Bathing-suit ichthyosis (BSI) is a rare variant of ARCI and is distinguished from the other forms of ARCI by restriction of scaling to the trunk, with sparing of the central face, buttocks, and limbs. All cases of BSI published to date have been caused by mutations in TGM1, although mutations in TGM1 more commonly cause generalized ARCI [59– 61]. In 2006, Oji et al. showed that the specific TGM1 mutations that cause BSI may lead to temperature-dependent activity of transglutaminase, with marked decrease in enzyme function at higher temperatures [61]. This may account for the differential scaling observed in BSI, with greater disease manifestation at sites with relatively higher temperature, such as the trunk. More recently, several studies have identified additional mutations in TGM1 that contribute to BSI [62– 64], furthering the genetic understanding of this rare type of ichthyosis.

Syndromic ichthyoses

In 2016, Boyden et al. identified a novel cardio-cutaneous disorder known as erythrokeratodermia-cardiomyopathy (EKC) syndrome. Early clinical findings include generalized erythrokeratodermia, recurrent infections, and failure to thrive as well as wiry or absent hair, dental enamel defects, absence of secondary teeth, and nail dystrophy. A hallmark of EKC is initially asymptomatic, rapidly progressive, potentially fatal cardiomyopathy, which was found in all three patients with EKC published in the literature to date [65].

EKC is caused by mutations in DSP, which encodes desmoplakin, a primary component of desmosomes [65]. Desmosomes are intercellular adhesion junctions that are most abundant in the epidermis and the heart. DSP has been previously implicated in several disorders, including diseases with isolated cardiac manifestations and cardio-cutaneous syndromes. Examples of disorders caused by mutations in DSP include striate palmoplantar keratoderma, smooth palmoplantar keratoderma with woolly hair, Carvajal syndrome (dilated cardiomyopathy with woolly hair and keratoderma), and arrhythmogenic cardiomyopathy [66– 70]. However, EKC syndrome represents a distinct clinical phenotype and is the only disorder caused by mutations in DSP to present with erythrokeratodermia [65].

Although EKC syndrome is a distinct entity based on specific clinical features and unique pathobiology, its initial clinical manifestation can appear very similar to CIE, which would not prompt any further cardiac evaluation. The description of this novel syndrome emphasizes the critical, potentially life-saving importance of genetic diagnosis in patients with ichthyosis.
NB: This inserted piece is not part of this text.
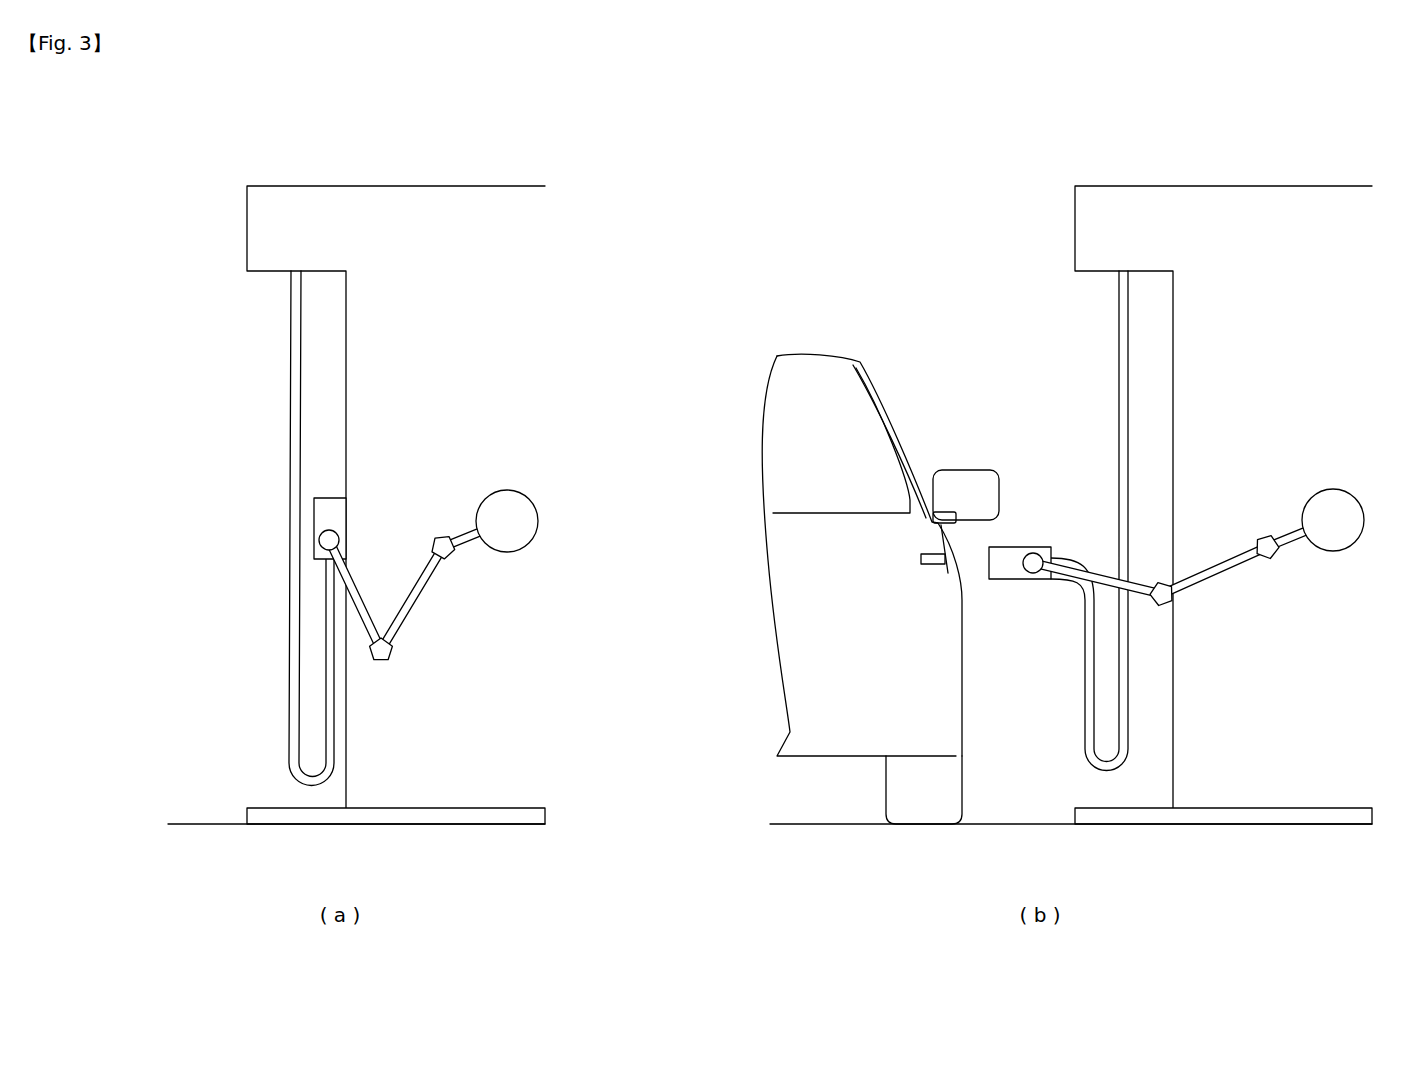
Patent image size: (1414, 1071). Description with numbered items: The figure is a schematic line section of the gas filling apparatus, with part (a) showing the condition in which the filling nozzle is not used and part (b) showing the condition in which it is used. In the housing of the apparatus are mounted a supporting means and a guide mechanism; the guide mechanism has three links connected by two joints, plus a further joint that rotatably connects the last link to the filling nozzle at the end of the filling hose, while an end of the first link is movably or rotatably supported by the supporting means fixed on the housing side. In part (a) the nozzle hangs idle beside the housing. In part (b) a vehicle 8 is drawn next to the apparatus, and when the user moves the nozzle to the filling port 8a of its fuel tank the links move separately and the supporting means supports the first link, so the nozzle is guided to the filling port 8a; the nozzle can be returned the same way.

The vehicle 8 is at (962, 710).
The filling port 8a is at (933, 566).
In 2011, Aldamesh et al. identified a novel neuro-ichthyotic disease caused by autosomal recessive mutations in ELOVL4 and characterized by ichthyosis, mental retardation, seizures, and spastic quadriplegia [71]. These phenotypic manifestations are similar to those of Sjögren-Larrson syndrome, a syndromic ichthyosis caused by mutations in fatty aldehyde dehydrogenase ( ALDH3A2) [30], but the neurologic findings in this newly described disorder are more severe [71].
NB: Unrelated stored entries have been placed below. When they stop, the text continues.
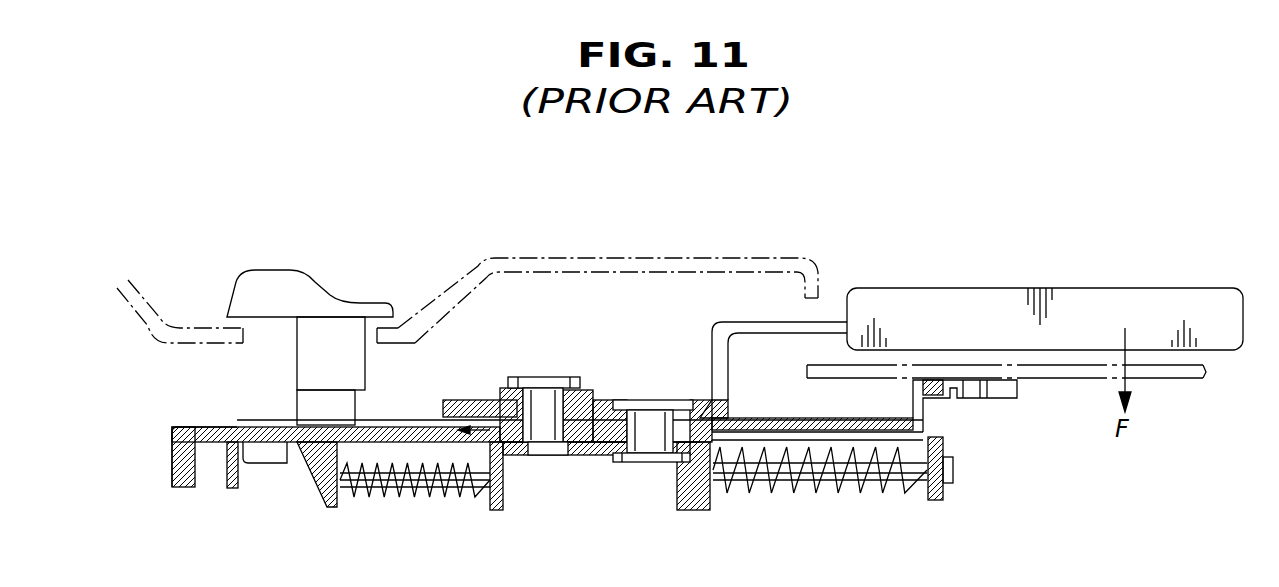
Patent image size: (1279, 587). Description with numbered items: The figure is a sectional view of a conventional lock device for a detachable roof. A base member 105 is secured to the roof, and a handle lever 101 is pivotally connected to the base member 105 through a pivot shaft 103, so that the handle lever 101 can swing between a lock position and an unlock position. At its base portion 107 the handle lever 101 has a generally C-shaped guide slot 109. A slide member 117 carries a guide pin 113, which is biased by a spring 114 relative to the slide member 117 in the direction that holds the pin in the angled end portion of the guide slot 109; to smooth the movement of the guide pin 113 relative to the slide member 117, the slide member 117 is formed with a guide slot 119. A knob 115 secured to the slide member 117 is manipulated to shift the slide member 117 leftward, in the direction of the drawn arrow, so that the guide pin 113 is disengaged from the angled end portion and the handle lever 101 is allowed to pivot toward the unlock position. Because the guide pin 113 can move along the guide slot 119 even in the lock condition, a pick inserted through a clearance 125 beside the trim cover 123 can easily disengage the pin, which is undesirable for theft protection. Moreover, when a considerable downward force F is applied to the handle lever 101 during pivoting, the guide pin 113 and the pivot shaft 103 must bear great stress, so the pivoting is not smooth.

The handle lever 101 is at (1088, 288).
The pivot shaft 103 is at (650, 447).
The base member 105 is at (783, 418).
The base portion 107 is at (453, 396).
The guide slot 109 is at (483, 395).
The guide pin 113 is at (553, 400).
The spring 114 is at (393, 488).
The knob 115 is at (307, 270).
The slide member 117 is at (287, 437).
The guide slot 119 is at (420, 430).
The trim cover 123 is at (695, 258).
The clearance 125 is at (825, 305).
ELOVL4 is a fatty acid elongase and plays a crucial role in the synthetic pathway of very-long-chain fatty acids (VLCFAs) [72]. VLCFAs have a wide range of functions, including cell signaling and maintenance of the epidermal barrier [73– 78]. Heterozygous mutations in ELOVL4 had been previously reported to cause macular degeneration [79], but Aldamesh et al. were first to report the involvement of homozygous ELOVL4 mutations in an ichthyosis syndrome, with both cutaneous and neurologic findings. In addition to identifying a novel syndromic ichthyosis, this finding highlights the importance of VLCFAs in both brain development and maintenance of epidermal barrier function. It also suggests the use of VLCFA replacement therapy as a possible therapeutic option for the treatment of patients with this disorder.